Paris

“We Are Sun-kissed and Snow-blind”

“I love the authority of black. It’s a color that doesn’t compromise. . . . At once a color and a non-color. When light is reflected on it, it transforms it, transmutes it. It opens up a mental field all of its own.” We owe this entirely personal definition to the painter Pierre Soulages, the inventor of outre-noir, ultrablack, whose work is on view all winter on the seventh floor of the Centre Pompidou. Meanwhile, elsewhere in Paris, Galerie Patrick Seguin was also playing with a color that is simultaneously a noncolor. Here, though, the subject was black’s immaculate counterpart: The gallery, partnering with Zurich’s Galerie Eva Presenhuber for the occasion, resembled a vast white monochrome. For the viewer who ventured to discover the thirty-two pieces shown (including works by Sylvie Fleury, Fischli & Weiss, Liam Gillick, and Martin Boyce—whose sculpture We Are Sun-kissed and Snow-blind, 2005, a white steel armature topped with a shroud, provided the title for the exhibition), the luminous intensity could be hard to take. From the walls to the ceiling and down to the floor, it was almost as if the exhibition in its entirety had been whitewashed with the paint that is typically smeared on the windows of stores closed for inventory.
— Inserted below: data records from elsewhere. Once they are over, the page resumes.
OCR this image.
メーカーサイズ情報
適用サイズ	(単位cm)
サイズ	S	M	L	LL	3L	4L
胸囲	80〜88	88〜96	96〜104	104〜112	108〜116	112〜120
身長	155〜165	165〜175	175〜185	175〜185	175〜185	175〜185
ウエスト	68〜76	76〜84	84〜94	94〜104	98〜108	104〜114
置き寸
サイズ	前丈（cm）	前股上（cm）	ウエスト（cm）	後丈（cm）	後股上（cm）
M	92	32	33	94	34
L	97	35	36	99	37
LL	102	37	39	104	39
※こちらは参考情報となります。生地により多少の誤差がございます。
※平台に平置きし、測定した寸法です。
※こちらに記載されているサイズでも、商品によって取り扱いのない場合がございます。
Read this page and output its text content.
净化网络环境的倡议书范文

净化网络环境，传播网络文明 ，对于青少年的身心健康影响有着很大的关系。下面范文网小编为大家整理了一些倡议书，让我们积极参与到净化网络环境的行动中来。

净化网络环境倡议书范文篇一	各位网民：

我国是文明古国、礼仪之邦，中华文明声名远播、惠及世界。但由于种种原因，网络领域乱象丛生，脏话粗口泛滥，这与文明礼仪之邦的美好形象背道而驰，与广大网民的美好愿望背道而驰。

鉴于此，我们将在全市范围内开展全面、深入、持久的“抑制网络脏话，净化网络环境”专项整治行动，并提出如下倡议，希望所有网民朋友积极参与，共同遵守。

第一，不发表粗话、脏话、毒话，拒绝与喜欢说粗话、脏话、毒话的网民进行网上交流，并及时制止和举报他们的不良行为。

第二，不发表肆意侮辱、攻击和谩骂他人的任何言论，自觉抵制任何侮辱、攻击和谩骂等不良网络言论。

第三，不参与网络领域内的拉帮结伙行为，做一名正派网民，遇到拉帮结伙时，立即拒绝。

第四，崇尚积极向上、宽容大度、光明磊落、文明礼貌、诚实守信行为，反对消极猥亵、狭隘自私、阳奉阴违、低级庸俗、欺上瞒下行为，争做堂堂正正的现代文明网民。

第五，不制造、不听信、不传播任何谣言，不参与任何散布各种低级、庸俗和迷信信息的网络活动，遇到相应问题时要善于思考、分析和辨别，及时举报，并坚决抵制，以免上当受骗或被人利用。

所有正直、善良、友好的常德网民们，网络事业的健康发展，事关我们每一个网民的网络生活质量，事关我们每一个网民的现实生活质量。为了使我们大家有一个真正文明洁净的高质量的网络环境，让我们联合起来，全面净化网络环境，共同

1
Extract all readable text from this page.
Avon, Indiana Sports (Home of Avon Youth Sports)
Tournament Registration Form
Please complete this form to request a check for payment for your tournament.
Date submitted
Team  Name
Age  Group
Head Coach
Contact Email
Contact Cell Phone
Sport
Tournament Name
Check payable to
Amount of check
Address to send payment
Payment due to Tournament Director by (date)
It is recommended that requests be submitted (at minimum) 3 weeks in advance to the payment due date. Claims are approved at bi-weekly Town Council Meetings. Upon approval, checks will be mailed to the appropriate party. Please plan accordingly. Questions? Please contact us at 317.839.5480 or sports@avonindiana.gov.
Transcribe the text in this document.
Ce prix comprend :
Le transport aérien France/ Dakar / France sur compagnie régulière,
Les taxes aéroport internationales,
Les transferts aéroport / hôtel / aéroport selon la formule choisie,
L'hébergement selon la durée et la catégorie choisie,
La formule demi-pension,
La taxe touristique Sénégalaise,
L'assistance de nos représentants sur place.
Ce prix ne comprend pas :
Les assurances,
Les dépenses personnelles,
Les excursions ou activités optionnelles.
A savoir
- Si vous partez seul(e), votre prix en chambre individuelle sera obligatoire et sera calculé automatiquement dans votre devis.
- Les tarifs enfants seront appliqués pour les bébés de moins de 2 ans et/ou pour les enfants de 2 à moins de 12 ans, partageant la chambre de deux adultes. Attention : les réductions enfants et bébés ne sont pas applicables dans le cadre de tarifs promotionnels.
All that was missing, to my mind, was one of the “painted objects” of the French artist Bertrand Lavier, who has used whitewash so well. Instead, from the horizon of this glaringly bright landscape, one was offered the beautiful tondos of Karen Kilimnik, including the snow Queen causing a blizzard in Siberia, 2008; Urs Fischer’s petrified sculpture, a still life combining ski boots and a dead tree branch that one might find after an avalanche; the hand imprint left by Ugo Rondinone in the wall (twelve sunsets, twenty nine dawns, all in one, 2008); or the small untitled video, 2008, by Trisha Donnelly. If white, like black, is often considered to be a noncolor (in the same way that a continuous sound spectrum is white noise), in this setting it seemed to exhaust the infinite spectrum of its declensions. At times it was matte and pale, crushed by its own symbolic weight, as in Invisible Man, 1999, a painting by Tim Rollins & K.O.S. that echoes Ralph Ellison’s novel; at others it sparkled and gleamed, for instance in Doug Aitken’s hypnotic neon walkabout, 2008. Exploring the many shades of pale, this collaborative exhibition (which opened during the FIAC art fair) also thumbed its nose at the myth of the discreet and unobtrusive gallery space. In presenting not just a white cube but a white cube squared, a pluperfect white cube that had absorbed even the works it was meant to enhance, “We Are Sun-kissed and Snow-blind” served as an ironic and elegant reminder that the supposed neutrality of exhibition spaces is but an illusion.

Claire Moulène

Translated from French by Molly Stevens.